Berdasarkan Peraturan Daerah Kabupaten Asahan No. 4 Tahun 2019 tentang Perubahan Atas Peraturan Daerah Kabupaten Asahan Nomor 11 Tahun 2011 Tentang Pajak Daerah perlu diwujudkan informasi nilai tanah, properti, ekonomi, kawasan, serta total aset pertanahan sebagai rujukan nasional untuk mewujudkan fungsi tanah bagi kemakmuran.

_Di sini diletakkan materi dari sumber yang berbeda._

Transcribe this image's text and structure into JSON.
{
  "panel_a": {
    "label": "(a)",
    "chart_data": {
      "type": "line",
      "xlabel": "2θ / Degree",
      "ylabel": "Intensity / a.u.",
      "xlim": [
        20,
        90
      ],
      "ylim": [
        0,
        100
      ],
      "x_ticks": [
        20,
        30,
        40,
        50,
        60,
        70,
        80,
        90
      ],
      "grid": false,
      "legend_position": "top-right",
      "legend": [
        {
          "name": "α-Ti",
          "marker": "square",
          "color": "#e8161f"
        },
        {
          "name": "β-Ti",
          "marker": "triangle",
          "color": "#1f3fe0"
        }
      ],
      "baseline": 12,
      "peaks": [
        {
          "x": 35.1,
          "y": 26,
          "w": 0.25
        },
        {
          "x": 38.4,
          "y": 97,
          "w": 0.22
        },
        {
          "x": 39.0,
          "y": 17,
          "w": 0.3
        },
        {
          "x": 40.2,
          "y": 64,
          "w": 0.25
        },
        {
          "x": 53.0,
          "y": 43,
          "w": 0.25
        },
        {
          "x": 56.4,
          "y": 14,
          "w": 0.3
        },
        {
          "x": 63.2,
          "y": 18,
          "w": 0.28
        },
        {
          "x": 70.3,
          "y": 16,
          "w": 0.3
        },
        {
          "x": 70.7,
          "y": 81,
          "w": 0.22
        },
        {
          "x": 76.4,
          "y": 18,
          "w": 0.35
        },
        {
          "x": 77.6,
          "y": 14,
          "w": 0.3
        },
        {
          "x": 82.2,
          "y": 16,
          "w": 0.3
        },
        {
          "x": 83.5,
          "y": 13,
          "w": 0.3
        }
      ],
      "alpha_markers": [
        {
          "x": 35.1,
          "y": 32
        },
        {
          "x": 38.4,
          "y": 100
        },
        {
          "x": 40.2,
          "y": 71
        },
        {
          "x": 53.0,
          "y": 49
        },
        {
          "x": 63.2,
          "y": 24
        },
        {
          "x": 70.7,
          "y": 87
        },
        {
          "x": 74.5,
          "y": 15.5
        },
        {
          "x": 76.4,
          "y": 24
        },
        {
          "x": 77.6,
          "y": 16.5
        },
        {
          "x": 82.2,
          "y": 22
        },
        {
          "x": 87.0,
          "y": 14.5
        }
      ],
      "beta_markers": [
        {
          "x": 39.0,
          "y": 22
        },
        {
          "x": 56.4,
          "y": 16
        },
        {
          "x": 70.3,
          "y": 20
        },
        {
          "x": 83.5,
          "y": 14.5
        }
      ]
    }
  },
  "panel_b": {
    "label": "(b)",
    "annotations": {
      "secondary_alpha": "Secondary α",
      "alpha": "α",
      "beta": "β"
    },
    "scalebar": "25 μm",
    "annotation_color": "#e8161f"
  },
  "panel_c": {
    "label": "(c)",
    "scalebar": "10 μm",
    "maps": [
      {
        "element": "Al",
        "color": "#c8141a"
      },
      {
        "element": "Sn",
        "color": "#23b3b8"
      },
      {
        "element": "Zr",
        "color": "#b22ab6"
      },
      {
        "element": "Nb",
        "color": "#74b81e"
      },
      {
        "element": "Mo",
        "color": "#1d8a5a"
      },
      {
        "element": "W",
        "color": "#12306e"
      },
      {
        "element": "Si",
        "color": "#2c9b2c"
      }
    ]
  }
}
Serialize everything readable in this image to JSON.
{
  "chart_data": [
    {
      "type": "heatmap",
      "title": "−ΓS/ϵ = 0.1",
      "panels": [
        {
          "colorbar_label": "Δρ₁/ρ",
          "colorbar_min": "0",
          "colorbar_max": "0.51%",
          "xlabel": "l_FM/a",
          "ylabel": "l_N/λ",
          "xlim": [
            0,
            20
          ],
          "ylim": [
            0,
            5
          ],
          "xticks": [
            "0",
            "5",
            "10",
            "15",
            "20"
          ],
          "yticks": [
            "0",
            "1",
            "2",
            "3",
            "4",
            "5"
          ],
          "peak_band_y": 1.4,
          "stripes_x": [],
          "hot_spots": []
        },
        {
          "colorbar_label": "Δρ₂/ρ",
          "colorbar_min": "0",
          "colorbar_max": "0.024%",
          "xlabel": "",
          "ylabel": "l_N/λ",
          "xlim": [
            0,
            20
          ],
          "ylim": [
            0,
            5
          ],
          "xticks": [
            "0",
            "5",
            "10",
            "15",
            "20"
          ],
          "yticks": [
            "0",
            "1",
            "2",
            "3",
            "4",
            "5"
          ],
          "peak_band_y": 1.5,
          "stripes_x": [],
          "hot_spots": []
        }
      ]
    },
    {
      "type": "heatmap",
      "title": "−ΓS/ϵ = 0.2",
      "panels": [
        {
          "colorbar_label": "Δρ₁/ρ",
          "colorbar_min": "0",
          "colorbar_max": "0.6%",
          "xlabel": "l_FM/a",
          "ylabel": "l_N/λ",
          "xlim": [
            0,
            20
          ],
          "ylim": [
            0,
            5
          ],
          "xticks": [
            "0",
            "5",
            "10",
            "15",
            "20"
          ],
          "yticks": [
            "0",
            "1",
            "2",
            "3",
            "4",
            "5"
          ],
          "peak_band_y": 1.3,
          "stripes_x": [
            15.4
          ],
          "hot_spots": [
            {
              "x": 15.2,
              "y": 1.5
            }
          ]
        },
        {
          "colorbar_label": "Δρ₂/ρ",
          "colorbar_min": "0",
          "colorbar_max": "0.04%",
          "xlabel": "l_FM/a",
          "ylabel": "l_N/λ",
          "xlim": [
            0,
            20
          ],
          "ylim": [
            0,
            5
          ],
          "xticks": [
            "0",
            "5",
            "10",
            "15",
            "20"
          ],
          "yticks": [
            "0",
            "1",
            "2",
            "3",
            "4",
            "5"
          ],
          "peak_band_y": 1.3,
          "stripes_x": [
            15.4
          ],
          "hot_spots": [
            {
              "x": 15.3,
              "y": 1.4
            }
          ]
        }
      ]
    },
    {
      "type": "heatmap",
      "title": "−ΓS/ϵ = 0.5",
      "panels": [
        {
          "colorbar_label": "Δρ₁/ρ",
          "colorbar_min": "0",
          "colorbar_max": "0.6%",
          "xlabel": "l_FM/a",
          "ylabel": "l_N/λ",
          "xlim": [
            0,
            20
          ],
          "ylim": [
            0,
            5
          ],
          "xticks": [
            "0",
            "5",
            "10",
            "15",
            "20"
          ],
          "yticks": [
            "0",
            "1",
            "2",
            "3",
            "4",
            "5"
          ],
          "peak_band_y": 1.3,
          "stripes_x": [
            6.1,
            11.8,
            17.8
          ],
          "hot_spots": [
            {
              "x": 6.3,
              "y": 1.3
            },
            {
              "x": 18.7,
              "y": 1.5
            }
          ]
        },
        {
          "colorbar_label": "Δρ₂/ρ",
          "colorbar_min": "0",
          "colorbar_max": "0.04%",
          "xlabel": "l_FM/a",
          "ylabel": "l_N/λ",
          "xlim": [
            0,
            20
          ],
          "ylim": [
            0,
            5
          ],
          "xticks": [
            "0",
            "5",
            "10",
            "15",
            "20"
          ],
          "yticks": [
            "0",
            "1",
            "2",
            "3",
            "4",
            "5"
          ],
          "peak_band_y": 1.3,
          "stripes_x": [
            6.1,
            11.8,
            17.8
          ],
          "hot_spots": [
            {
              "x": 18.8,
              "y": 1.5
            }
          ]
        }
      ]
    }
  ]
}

Salah satu perwujudannya adalah Peta Zona Nilai Tanah (ZNT). Zona Nilai Tanah (ZNT) merupakan area yang menggambarkan nilai tanah yang relatif sama dari sekumpulan bidang tanah di dalamnya yang batasannya bersifat imaginer ataupun nyata sesuai penggunaan tanah dan mempunyai perbedaan nilai antara yang satu dengan yang lainnya berdasarkan analisis perbandingan harga pasar dan biaya.
Mengingat Zona Nilai Tanah berbasis nilai pasar maka Zona Nilai Tanah dapat dimanfaatkan sebagai :
1. Penentuan tarif dalam pelayanan pertanahan
2. Referensi masyarakat dalam transaksi
3. Penentuan ganti rugi
4. Monitoring nilai tanah dan pasar tanah
5. Referensi penetapan NJOP untuk PBB, agar lebih adil dan transparan
sistem informasi pertanahan dalam melakukan penilaian ZNT perlu berdasarkan basis nilai pasar. Sebab, nilai pasar adalah angka yang paling wajar karena sesuai dengan permintaan masyarakat. Oleh sebab itu Pemerintah Kab. Asahan akan melakukan pembaharuan Zona Nilai Tanah (ZNT) Sesuai dengan harga nilai pasar, yang akan dilaksanakan mulai tahun 2021-2023 dengan berbagai tahap mulai dari pemetaan kemudian penetapan NJOP. Dalam pelaksanaannya akan dimulai dari 2 Kecamatan yakni kecamatan Kisaran Timur dan Kecamatan Kisaran Barat.
Kepala Bappenda Kab. Asahan Drs. Sorimuda Siregar berharap dengan pembaharuan Zona Nilai Tanah (ZNT) yang akan disesuaikan dengan harga pasar akan berdampak positif bagi pemerintahan Kab. Asahan dan dapat meningkatkan Pendapatan Asli Daerah (PAD).